A survey of five frontier research areas in artificial intelligence, covering continual learning, world models, efficient architecture design, agentic search, and the intersection of randomized algorithms with deep learning.

Scope. These five areas were selected because they concern how AI systems learn over time, model their environment, scale efficiently, seek information autonomously, and draw on classical algorithmic foundations. They span learning dynamics (continual learning, world models), systems and efficiency (architecture design), interactive capability (agentic search), and theoretical grounding (randomized algorithms and signal processing). The survey deliberately leaves out several large, well-covered areas that warrant their own dedicated treatments, including generative modeling (diffusion and autoregressive image and audio generation), RLHF and alignment, and large-scale multimodal pretraining. The goal is depth across a coherent set of frontiers rather than exhaustive breadth across all of contemporary AI.


Table of Contents

Continual Learning of AI

How can neural networks learn continuously from non-stationary data streams without catastrophically forgetting previously acquired knowledge? This chapter surveys the four major families of continual learning methods: regularization-based (EWC, SI, LwF), replay-based (experience replay, GEM, generative replay), architecture-based (progressive networks, PackNet, SupSup), and meta-learning-based (OML, ANML, La-MAML), along with the emerging challenge of continual learning in large language models. The chapter spans roughly three decades of research.

World Models

World models endow AI agents with the ability to simulate their environment internally, enabling planning, imagination, and sample-efficient learning. This chapter traces the evolution from Ha and Schmidhuber's foundational work through the Dreamer series, modern video prediction models, and foundation-scale world models like Genie and GameNGen. We cover applications in robotics (TD-MPC), reasoning (Dynalang, LLM-as-world-model), and reinforcement learning (MuZero, EfficientZero).
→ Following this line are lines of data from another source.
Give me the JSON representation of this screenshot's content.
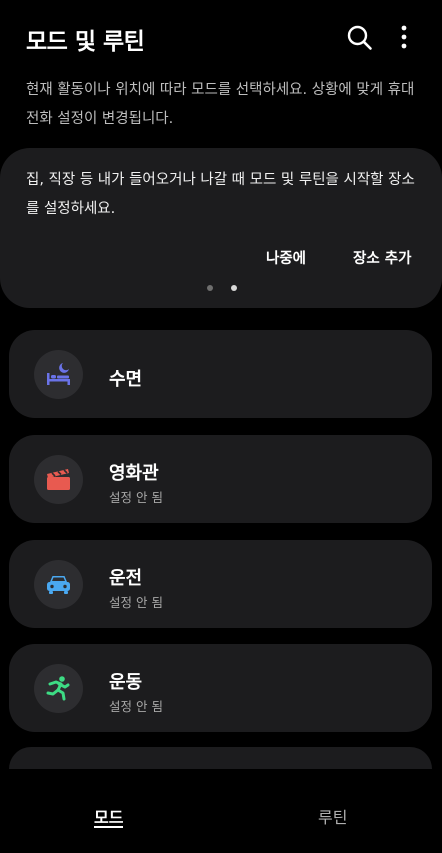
{
  "header": {
    "title": "모드 및 루틴"
  },
  "description": "현재 활동이나 위치에 따라 모드를 선택하세요. 상황에 맞게 휴대전화 설정이 변경됩니다.",
  "place_card": {
    "message": "집, 직장 등 내가 들어오거나 나갈 때 모드 및 루틴을 시작할 장소를 설정하세요.",
    "later_label": "나중에",
    "add_label": "장소 추가"
  },
  "modes": [
    {
      "name": "수면",
      "status": ""
    },
    {
      "name": "영화관",
      "status": "설정 안 됨"
    },
    {
      "name": "운전",
      "status": "설정 안 됨"
    },
    {
      "name": "운동",
      "status": "설정 안 됨"
    }
  ],
  "icons": {
    "sleep": "bed-moon-icon",
    "movie": "clapperboard-icon",
    "driving": "car-icon",
    "exercise": "running-person-icon"
  },
  "colors": {
    "sleep": "#6a73e8",
    "movie": "#e85a50",
    "driving": "#4aa8f0",
    "exercise": "#3ddc84"
  },
  "bottom_nav": {
    "tab_mode": "모드",
    "tab_routine": "루틴",
    "selected": "모드"
  }
}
Efficient Architecture Design of AI

As the computational cost of training and deploying AI models grows unsustainably, efficiency has become a first-class design objective. This chapter provides a comprehensive survey of efficient attention mechanisms (FlashAttention, sparse attention, GQA), Mixture-of-Experts models (Switch Transformer, Mixtral, DeepSeek-MoE), neural architecture search, model compression (GPTQ, AWQ, distillation, pruning), training efficiency (ZeRO, FSDP, mixed precision), inference optimization (speculative decoding, KV-cache compression), and the rapidly evolving family of state space models (S4, Mamba, Jamba, Griffin).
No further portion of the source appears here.